Walt Disney Company Extends CEO Bob Iger’s contract for two years, extending his term through 2026. After the news, the company’s stock price remained largely unchanged. Iger told CNBC in February that he did not intend to stay in office beyond two years, which would end in 2024. Iger returned to Disney in November, succeeding Bob Chapek, who was appointed CEO in early 2020. Iger had plans to prepare his next successor during his new term as CEO. The succession process remains a key issue for Iger, who said in a statement Wednesday that the company’s board continues to evaluate candidates for the position. “I want to make sure Disney is in a strong position when my replacement takes over,” Iger said of the contract extension. “The importance of the inheritance process cannot be overemphasized.”

But Mr. Iger has delayed making a succession decision before. From 2013 to 2017, he renewed his tenure as CEO four times after announcing his retirement. Mr. Iger’s second tenure at Disney coincided with a change in his media legacy. Big companies like Disney are having to navigate a rapidly changing landscape as advertising dollars dry up and consumers increasingly opt for streaming and ditch cable contracts.

Still, rising spending and consumers becoming more aware of their media spending have made the streaming space difficult to navigate in recent quarters. Netflix, Disney, Warner Bros. Discovery and Paramount Global valuations nearly halved in 2022 as streaming subscribers dwindle, but some stocks rise, along with the broader market, in the first half of the year bottom.

Since his return, Iger has embarked on a major restructuring of the company, including laying off 7,000 people.

“We’ve made important and sometimes difficult decisions to address some existing structural and efficiency issues, and I’m proud of what we’ve been able to achieve together,” Iger wrote in a memo to employees that was obtained by CNBC on Wednesday. “But there is more to accomplish before this transformative work is complete, and I am committed to seeing this through.”

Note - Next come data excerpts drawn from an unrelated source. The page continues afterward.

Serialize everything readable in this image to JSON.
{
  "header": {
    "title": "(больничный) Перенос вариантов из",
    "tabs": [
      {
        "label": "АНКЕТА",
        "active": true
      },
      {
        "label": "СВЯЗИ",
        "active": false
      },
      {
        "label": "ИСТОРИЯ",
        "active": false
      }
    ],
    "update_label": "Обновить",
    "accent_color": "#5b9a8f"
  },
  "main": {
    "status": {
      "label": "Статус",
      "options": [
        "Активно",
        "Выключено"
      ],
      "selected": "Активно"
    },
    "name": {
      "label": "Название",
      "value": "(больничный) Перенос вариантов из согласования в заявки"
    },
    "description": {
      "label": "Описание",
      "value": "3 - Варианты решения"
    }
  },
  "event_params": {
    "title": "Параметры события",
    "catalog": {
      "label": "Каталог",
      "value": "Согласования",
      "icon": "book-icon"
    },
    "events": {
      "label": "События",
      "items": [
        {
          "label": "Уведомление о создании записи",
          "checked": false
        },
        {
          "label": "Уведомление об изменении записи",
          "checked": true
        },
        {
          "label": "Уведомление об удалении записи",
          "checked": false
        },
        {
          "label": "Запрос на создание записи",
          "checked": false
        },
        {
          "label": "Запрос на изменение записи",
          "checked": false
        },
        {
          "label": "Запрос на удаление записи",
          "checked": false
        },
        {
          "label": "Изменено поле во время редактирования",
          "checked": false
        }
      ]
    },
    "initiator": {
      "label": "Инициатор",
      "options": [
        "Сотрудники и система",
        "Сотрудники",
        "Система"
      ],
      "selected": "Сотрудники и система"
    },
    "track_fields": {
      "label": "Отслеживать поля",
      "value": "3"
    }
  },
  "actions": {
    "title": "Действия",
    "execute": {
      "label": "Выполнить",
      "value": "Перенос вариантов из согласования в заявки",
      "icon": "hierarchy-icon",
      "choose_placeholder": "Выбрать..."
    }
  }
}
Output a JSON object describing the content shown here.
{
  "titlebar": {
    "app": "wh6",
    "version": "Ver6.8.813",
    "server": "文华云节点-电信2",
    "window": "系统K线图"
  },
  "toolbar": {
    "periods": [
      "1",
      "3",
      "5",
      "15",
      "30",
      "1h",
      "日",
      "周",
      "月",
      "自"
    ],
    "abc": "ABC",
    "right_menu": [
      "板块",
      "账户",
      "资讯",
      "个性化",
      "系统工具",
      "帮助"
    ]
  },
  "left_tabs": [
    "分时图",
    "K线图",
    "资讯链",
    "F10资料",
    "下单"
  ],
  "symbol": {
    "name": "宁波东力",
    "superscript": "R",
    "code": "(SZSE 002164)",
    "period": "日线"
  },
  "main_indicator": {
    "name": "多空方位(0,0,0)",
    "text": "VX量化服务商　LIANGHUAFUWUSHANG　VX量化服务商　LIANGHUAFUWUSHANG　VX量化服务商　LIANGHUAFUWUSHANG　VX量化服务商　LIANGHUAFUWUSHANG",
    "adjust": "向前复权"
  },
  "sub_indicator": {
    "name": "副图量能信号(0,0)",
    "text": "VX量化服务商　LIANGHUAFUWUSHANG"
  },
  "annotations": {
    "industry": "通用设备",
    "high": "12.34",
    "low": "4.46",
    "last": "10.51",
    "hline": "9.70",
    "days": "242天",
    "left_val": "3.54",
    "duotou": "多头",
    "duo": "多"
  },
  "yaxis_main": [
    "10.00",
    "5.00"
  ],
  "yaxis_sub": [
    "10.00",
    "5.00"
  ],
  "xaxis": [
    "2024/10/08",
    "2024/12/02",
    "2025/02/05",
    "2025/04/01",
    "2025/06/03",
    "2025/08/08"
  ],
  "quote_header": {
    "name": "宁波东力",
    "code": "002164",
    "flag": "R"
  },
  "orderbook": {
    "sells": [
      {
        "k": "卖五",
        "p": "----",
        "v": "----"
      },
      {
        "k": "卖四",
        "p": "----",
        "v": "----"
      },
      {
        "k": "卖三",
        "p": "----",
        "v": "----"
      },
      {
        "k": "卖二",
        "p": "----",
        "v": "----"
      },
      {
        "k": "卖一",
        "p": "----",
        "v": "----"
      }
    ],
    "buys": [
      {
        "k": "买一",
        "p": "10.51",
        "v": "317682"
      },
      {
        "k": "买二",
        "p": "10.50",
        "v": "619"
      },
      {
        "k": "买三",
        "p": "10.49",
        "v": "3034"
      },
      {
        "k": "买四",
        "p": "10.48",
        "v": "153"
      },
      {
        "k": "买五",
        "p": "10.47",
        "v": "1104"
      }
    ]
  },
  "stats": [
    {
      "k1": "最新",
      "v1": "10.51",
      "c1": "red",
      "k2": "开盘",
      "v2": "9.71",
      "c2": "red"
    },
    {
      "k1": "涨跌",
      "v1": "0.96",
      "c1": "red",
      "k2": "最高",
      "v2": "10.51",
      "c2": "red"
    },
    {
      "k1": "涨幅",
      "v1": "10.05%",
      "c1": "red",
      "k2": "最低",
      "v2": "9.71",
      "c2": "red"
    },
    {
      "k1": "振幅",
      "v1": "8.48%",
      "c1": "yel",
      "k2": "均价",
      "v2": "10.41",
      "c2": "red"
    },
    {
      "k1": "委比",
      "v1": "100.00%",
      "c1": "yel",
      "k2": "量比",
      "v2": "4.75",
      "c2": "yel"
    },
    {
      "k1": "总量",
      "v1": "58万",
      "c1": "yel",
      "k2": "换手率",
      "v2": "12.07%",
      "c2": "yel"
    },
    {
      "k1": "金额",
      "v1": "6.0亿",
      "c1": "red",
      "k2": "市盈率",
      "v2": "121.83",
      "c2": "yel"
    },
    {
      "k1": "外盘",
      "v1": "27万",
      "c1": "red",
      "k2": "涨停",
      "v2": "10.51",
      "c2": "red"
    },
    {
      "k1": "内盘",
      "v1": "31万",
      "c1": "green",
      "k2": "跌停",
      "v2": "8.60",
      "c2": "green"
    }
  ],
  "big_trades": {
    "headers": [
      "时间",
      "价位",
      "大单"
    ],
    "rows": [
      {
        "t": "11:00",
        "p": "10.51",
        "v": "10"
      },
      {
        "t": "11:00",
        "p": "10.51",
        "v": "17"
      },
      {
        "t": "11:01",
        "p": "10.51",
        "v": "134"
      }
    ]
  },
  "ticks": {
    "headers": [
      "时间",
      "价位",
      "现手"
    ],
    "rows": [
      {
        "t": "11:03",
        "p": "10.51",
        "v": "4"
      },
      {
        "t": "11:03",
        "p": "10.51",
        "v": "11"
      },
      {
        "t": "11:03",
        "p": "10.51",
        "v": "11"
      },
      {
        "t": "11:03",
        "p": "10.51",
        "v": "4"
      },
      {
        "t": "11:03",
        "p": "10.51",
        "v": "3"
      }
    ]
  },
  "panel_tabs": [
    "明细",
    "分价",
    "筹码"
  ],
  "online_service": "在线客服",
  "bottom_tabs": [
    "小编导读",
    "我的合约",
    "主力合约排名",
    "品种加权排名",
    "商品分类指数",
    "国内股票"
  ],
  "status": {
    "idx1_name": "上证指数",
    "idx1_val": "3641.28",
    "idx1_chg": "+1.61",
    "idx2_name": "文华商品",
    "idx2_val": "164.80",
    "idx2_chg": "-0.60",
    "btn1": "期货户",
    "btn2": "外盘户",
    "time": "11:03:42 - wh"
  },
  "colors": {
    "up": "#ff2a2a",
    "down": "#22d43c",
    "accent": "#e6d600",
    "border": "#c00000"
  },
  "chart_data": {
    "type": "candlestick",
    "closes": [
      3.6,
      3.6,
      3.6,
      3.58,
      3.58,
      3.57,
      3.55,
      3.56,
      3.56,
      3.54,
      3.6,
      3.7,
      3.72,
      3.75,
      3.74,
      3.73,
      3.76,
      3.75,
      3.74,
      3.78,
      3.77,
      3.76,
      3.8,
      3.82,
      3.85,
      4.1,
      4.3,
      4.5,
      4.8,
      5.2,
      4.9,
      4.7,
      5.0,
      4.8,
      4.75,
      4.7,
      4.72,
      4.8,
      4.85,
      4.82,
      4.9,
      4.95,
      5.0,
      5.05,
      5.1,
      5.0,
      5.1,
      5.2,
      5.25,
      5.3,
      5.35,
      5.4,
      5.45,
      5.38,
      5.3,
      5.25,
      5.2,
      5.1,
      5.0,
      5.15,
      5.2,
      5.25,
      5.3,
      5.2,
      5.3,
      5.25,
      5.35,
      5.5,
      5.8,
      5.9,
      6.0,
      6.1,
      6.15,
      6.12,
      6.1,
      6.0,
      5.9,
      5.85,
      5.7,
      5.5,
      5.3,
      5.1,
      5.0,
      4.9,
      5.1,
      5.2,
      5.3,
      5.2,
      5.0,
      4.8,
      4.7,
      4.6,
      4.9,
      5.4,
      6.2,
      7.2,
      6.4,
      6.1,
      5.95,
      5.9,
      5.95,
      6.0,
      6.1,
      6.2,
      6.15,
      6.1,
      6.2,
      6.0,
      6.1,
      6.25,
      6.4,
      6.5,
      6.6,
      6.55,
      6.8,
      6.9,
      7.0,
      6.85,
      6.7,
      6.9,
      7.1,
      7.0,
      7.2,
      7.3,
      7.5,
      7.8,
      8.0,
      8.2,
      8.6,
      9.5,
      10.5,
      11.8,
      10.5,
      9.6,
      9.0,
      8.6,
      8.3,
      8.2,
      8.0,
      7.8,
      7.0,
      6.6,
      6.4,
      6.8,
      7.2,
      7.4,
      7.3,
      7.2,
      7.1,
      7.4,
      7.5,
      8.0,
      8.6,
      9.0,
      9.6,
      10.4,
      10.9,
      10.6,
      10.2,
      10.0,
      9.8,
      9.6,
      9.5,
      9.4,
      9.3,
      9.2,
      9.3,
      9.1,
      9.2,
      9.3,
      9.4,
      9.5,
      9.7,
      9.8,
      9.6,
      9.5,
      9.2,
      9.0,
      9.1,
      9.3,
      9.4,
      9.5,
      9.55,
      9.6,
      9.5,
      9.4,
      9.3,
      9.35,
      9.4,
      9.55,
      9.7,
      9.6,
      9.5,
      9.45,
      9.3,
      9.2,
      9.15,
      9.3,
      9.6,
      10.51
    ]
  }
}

Disney has been pulling programming from its streaming services to save money. The company is also trying to pull its animation business out of a major rut, as its latest Pixar movie, “Elemental,” recorded the lowest opening weekend gross for the studio since the original “Toy Story” premiered in 1995. When Disney recently finished laying off 7,000 employees, it saw the departure of veteran Chief Financial Officer Christine McCarthy.

“Bob has once again set Disney on the right strategic path for ongoing value creation, and to ensure the successful completion of this transformation while also allowing ample time to position a new CEO for long-term success, the board determined it is in the best interest of shareholders to extend his tenure, and he has agreed to our request to remain Chief Executive Officer through the end of 2026,” said Mark Parker, Disney’s chairman.